Queste definizioni non risolvono il problema centrale: quando l’attacco cibernetico raggiunge un’intensità tale da poter essere considerato uso della forza?

Nel manuale viene proposta una lista di parametri che dovrebbero essere presi in considerazione per giungere ad una soluzione. Inoltre, considerare un attacco cibernetico alla stregue di un attacco militare “classico” comporta conseguenze giuridiche precise: tra queste, una delle più rilevanti, è il riconoscimento allo Stato aggredito del diritto di reagire con la forza quando l’attacco cibernetico raggiunge il livello di conflitto armato.

Il Manuale del 2013 è stato aggiornato e ampliato nel 2017: la nuova versione si integra la precedente con sezioni dedicate specificatamente alla responsabilità degli Stati, al diritto del mare e al diritto internazionale delle telecomunicazioni.

Per quanto possa essere davvero disinteressato il lavoro degli esperti che hanno lavorato alle due versioni del Manuale, rimane il fatto che il risultato del loro sforzi è avvertibile come “NATO-centrico”, non esprimendo le diverse interpretazioni e sensibilità di attori internazionali fondamentali come Cina e Russia.

Questa problematicità è senz’altro acuita dalla consonanza del Manuale con gli obiettivi fissati dalla Cyber Strategy elaborata dal Dipartimento di difesa Statunitense negli ultimi i anni: NATO e Stati Uniti infatti sostengono unanimemente non soltanto che il diritto internazionale si applichi al cyberspace ma anche che la difesa di quest’ultimo sia inclusa tra i doveri di difesa collettiva per i quali è stata istituita l’alleanza.

E se dietro la maggioranza di attacchi cibernetici ci sono ancora gli Stati Nazionali, numerosi sono i casi di operazioni ricollegabili a entità non statuali e, in particolare, a organizzazioni terroristiche. In questo senso si parla ormai da alcuni anni di “cyberterrorism” ad indicare gli attacchi che sfruttano le tecnologie informatiche al fine di generare paura o intimidire una società ritenuta nemica sulla base di un giudizio ispirato a una precisa ideologia.

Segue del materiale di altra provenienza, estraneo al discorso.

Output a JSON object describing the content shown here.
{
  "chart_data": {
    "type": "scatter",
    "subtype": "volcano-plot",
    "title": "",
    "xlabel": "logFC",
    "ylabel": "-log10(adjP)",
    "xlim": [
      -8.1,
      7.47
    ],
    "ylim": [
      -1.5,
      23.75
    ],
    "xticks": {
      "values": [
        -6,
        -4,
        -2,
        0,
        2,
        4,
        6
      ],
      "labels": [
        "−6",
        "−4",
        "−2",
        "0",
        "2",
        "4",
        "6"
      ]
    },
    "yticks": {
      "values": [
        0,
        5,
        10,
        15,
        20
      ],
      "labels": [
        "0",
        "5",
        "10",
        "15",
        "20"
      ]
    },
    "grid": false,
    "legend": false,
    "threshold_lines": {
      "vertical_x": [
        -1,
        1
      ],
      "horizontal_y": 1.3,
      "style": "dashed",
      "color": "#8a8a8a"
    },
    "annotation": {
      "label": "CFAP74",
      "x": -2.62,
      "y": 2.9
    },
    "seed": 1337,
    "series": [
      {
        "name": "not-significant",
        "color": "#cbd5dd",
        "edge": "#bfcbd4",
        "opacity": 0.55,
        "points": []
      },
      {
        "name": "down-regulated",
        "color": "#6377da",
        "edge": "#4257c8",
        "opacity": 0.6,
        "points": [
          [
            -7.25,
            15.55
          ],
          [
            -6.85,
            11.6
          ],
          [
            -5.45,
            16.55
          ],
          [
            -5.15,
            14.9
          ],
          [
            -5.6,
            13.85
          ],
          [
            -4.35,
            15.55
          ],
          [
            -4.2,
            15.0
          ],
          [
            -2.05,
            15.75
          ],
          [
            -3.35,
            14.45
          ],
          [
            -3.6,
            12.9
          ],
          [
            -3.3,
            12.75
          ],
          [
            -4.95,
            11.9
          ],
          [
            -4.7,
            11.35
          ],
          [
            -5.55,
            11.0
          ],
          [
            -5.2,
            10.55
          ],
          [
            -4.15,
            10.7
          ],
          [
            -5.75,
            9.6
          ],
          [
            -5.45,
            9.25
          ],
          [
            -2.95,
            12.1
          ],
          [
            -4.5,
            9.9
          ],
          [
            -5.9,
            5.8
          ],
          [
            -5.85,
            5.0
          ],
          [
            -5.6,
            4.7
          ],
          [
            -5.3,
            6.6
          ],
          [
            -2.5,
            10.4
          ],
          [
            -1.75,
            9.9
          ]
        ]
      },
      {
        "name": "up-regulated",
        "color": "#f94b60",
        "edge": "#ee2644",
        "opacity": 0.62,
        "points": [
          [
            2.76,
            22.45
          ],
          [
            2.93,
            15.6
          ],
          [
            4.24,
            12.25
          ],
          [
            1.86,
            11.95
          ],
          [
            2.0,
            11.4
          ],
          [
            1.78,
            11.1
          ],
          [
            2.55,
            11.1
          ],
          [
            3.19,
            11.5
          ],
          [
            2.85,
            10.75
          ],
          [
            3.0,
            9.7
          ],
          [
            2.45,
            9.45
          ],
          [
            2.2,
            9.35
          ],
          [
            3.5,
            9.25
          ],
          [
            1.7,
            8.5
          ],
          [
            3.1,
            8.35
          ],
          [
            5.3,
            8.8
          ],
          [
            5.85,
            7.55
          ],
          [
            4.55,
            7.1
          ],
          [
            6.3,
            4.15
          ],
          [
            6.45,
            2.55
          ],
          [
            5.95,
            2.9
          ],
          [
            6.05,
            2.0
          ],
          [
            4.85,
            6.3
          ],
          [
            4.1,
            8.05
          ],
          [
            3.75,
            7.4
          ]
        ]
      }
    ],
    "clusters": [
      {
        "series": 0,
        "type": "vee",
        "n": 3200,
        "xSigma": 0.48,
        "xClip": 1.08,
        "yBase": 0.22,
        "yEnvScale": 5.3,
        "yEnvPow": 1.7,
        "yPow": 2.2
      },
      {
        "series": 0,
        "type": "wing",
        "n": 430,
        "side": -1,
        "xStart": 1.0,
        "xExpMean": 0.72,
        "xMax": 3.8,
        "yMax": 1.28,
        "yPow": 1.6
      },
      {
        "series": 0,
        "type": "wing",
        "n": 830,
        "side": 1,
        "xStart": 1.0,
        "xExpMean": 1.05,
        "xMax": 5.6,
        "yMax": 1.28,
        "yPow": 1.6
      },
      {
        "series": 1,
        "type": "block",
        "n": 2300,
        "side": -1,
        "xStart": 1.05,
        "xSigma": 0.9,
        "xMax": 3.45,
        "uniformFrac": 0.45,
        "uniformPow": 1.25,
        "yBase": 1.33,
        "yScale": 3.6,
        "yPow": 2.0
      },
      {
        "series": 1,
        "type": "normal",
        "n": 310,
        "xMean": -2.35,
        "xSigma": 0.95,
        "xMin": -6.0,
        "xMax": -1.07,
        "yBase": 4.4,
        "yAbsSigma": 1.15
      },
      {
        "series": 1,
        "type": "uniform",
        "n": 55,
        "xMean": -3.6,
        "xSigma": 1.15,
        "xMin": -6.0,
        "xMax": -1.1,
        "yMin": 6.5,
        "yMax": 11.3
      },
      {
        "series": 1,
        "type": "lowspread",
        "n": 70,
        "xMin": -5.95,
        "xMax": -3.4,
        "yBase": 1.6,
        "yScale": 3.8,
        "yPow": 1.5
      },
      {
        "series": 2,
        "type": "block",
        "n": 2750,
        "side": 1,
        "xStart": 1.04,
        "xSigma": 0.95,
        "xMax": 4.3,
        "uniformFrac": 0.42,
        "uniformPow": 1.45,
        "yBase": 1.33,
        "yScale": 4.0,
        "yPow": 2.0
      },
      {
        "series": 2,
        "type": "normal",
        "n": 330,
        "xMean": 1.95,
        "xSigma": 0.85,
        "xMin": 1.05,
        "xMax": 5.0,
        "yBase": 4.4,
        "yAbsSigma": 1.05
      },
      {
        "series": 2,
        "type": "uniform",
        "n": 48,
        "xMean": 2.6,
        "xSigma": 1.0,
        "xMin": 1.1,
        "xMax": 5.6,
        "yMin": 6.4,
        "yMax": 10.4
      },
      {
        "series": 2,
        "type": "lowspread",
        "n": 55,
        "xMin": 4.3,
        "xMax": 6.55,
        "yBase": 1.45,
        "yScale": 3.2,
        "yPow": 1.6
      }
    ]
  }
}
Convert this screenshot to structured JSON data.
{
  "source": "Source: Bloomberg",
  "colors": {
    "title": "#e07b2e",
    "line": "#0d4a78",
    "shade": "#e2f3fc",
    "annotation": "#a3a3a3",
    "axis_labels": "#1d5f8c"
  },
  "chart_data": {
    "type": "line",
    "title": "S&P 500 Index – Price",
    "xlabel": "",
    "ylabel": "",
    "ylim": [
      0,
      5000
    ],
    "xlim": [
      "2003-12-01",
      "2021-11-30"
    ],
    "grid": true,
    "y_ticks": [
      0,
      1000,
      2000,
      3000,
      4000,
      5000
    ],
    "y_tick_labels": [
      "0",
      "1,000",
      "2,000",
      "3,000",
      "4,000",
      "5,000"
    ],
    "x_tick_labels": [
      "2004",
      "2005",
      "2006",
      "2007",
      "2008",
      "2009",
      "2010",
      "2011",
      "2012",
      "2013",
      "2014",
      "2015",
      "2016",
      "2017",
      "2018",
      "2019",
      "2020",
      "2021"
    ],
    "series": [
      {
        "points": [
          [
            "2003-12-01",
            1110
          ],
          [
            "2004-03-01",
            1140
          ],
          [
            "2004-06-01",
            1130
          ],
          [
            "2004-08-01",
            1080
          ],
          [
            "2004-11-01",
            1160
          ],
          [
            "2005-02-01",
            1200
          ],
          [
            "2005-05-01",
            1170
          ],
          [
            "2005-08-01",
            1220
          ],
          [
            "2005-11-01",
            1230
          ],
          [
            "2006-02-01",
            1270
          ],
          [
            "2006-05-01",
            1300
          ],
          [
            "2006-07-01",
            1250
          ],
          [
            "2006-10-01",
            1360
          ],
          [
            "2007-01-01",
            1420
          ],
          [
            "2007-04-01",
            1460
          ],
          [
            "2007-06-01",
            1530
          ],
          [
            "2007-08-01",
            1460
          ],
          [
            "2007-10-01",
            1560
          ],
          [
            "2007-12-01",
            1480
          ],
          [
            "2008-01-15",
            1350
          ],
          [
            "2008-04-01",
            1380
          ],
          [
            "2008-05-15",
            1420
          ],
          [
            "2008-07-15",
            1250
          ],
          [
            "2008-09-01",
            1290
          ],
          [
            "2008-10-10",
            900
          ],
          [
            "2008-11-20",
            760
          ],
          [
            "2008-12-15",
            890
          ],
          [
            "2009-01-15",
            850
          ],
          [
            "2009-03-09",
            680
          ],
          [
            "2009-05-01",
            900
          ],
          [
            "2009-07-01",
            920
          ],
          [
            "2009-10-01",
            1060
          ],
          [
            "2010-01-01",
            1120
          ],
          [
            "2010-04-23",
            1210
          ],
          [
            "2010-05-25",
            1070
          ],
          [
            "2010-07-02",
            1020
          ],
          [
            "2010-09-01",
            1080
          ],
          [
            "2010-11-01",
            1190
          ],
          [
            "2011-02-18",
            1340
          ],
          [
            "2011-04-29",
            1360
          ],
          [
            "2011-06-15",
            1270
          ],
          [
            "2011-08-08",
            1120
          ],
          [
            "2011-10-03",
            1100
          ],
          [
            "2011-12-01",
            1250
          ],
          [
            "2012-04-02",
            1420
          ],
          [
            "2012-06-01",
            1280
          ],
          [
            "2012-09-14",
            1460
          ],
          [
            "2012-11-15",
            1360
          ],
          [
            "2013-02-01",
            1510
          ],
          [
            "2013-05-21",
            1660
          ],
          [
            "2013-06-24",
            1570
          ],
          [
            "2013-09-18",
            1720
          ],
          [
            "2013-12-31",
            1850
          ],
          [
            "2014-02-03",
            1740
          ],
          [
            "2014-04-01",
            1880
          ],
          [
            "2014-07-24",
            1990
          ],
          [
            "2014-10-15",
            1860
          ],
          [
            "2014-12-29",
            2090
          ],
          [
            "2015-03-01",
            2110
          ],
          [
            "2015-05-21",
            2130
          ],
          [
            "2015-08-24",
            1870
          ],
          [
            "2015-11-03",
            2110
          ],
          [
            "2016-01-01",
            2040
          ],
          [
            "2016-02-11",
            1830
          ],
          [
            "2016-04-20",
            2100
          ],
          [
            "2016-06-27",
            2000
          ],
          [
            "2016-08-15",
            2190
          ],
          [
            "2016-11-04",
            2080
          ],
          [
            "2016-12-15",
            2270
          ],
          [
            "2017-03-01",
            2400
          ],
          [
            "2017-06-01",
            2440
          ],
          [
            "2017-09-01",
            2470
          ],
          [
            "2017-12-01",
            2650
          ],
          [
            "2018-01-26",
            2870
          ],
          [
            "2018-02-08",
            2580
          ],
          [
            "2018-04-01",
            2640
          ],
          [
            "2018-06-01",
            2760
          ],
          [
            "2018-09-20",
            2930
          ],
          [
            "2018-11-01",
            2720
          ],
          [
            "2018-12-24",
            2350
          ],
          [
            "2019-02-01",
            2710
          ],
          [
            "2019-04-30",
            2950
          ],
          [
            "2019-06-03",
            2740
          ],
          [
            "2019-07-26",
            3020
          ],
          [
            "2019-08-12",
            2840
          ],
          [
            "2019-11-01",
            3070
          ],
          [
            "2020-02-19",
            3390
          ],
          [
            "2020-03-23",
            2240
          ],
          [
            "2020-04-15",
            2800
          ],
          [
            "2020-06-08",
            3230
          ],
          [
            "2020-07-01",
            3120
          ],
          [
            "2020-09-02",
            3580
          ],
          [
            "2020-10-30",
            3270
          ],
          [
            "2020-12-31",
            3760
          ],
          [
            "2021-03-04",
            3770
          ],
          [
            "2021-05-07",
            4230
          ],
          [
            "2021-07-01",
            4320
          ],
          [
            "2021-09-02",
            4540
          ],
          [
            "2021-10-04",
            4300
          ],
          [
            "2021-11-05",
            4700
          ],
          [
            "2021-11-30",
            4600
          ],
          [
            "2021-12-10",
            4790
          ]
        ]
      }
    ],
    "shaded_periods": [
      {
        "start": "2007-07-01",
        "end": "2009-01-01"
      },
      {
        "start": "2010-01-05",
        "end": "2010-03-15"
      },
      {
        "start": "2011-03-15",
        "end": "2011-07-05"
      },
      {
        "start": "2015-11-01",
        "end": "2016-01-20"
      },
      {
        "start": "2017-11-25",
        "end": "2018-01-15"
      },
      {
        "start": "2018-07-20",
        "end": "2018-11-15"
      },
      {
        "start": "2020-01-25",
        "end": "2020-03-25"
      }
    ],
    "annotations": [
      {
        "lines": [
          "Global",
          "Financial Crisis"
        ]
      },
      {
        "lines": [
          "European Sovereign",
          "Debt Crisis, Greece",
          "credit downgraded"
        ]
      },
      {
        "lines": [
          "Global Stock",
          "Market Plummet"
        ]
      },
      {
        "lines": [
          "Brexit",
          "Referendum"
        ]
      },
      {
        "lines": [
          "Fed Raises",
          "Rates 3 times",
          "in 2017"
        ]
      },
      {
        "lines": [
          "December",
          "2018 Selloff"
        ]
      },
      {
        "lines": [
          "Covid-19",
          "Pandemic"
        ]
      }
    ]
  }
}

Dietro alle difficoltà di qualificazione giuridica di queste operazioni si trova il valore politico che simili scelte rivestono: includere un determinato soggetto o un ente collettivo nell’elenco dei “nemici cibernetici dell’umanità” o nella lista nera degli “hacker- canaglia” è un atto che non rientra nella competenza della scienza giuridica.